Onam delights and an upset!
Text & pics: Hareesh N. Nampoothiri
September 19, 2014
Once again the festival of Onam made the capital city of Thiruvananthapuram bustle with cultural events. Though in a limited way, classical dance forms were also featured in the week long official ‘Onakhosham 2014’organized by the Department of Tourism, Govt. of Kerala. Noted performances were the solo by Paris Laxmi, duet by Neelamana sisters and group performances by Kalakshetra and the troupe led by Shobana.
A disciple of French dancer Dominique Delorme and Dr. Padma Subrahmanyam, Myriam Sophia Laxmi aka Paris Laxmi is trained in both Bharatanatyam and Bharatanrithyam. After opening with a self-choreographed Pushpanjali (Gambheera Nattai / adi) she moved on to the Kharaharapriya varnam "Aadave Arul Purivai...", a composition of Balasubrahmaniam and Madurai Sethuraman, set to dance by Dominique Delorme. The karanas of Bharatanrithyam were put into good use here and the precise execution of them made Laxmi's recital stand out. She was equally at ease handling the sthayi and those sancharis, be it the portrayal of Nandanar in "Varugalamo Ayya..." (Gopalakrishna Bharathi / Manji / misra chapu) or enacting the narratives included in the Meera bhajan "Hari Tum Haro..." (Darbari Kanada / adi). Maybe she could have brought more depth in abhinaya by adding subtlety rather than exaggerating in a few places. She then presented the joyful nayika in Oothukkadu Venkatasubbaiyer's "Kuzhaloothi Manamellam..." (Kamboji / adi) and concluded with a thillana in Sindubhairavi.
Team of artists from Kalakshetra Foundation, Chennai, presented ‘Thraisram’ depicting the triadic existence of life through dance. After setting off with a traditional alarippu, the dance production made use of verses from Ramayana, Purandara Dasa’s "Aadidano Ranga..." and Aandal’s "Patti Meyndhu..." in an attempt to metaphorically represent human life, relationships and discovery of inner self. As expected from a group of meticulously trained dancers, the performers presented the sequences with dexterity. Indu Mohan and Sibi Sudarsan were seen in the lead. Making and breaking different formations while taking the traditional adavus, the dancers made sure that they were in full control and displayed good sense of space. However, ‘Thraisram’ fell short of expectations as it only lasted for less than an hour and other than the neatly executed choreography it had nothing much to offer. The performance came to an end with Kalakshetra's own Natabhairavi thillana.

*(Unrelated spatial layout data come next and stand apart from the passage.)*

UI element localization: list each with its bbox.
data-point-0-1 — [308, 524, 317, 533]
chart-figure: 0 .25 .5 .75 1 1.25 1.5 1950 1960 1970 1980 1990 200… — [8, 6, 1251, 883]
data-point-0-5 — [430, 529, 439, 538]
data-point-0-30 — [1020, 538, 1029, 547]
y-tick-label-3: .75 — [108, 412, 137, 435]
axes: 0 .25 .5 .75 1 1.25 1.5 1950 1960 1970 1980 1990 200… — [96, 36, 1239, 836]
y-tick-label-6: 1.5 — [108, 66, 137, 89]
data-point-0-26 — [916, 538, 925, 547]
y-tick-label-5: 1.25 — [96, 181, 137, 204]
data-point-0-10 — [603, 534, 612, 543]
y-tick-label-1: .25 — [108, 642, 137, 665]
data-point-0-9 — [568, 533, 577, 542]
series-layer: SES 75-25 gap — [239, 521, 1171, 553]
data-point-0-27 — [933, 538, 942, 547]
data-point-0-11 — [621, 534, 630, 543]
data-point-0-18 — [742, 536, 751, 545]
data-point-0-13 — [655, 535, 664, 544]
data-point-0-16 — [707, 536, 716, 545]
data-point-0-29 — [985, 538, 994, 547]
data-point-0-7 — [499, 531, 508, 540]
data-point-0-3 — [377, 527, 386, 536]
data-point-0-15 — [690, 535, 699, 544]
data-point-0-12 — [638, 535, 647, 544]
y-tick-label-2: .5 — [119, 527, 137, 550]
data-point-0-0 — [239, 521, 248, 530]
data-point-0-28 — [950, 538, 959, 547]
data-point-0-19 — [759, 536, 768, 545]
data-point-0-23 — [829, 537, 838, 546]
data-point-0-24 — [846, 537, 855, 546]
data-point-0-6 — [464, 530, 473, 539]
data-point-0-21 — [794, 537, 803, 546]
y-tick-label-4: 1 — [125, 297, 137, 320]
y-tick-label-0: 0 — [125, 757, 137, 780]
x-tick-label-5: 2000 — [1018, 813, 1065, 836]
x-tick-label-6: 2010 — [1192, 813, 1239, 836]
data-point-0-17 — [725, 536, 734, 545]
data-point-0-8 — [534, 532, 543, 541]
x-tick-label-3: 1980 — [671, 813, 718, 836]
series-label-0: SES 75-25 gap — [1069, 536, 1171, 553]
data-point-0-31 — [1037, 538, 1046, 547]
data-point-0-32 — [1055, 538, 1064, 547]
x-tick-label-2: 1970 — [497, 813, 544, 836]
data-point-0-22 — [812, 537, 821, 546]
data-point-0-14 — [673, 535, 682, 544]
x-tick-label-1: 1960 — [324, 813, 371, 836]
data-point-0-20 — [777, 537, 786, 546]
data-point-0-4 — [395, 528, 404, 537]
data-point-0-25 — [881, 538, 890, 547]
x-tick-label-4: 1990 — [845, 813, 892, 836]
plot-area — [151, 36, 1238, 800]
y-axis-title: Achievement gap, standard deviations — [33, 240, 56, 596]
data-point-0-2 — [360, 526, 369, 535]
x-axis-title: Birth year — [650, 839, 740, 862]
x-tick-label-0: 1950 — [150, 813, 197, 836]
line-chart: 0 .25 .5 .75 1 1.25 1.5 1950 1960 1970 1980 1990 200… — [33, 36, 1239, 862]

‘Samadhina’, the dance production by Shobana and team, surely can boast of variety as it had stotrams, ashtapadis, sufi poetry and even western music forming the background score. But their performance here hardly benefited out of this musical richness as their dancing ended up all bland. Colliding at times, often misaligned and forced to adjust afterward – the dancers, including Shobana, were seen shockingly lackadaisical in their approach. Adding to it was Shobana’s awkward facial expressions spoiling the very essence of abhinaya. Meanwhile, the team managed to give some relief as they made some flawless formations like that of Vamana placing his third step on Mahabali’s head, during the presentation of ‘Dasavatara.’
The final day of the festival saw Draupadi Praveen and Padmini Krishnan, referred to as Neelamana Sisters, presenting jugalbandi between Bharatanatyam and Kuchipudi in their ‘Nrutha Samanvayam.’ They opened with 'Nadanapooja' followed by 'Ardhanariswara Stuti' and they explored the dancing possibilities of the two dance forms in combination in these pieces. “Bhogindra Sayinam...” (Swathi Thirunal / Kunthalavarali / jhampa) was presented next, in which they unfolded the myth about the origin of Sree Padmanabhaswamy temple by taking the roles of Krishna and sage Divakara. While Draupadi made use of the expressive nature of Bharatanatyam, Padmini complimented it with her briskly paced Kuchipudi. Unfortunately they ran out of time and had to end their recital with the Amba Stuti in which the duo skillfully illustrated various manifestations of Devi.
The solo of Paris Laxmi was staged at the Koothambalam of Vyloppilly Samskrithi Bhavan and the other three were staged at Nishagandhi open-air auditorium.
Hareesh N Nampoothiri is a visual design consultant by profession, an art lover by obsession and a photographer who specializes in dance photography. He is the founder of NEWNMEDIA, a firm providing digital design solutions; an author of two books; and the director of 'Thouryathrikam', a documentary feature on Kathakali. He also writes regularly on classical dance performances and films for various web / print media.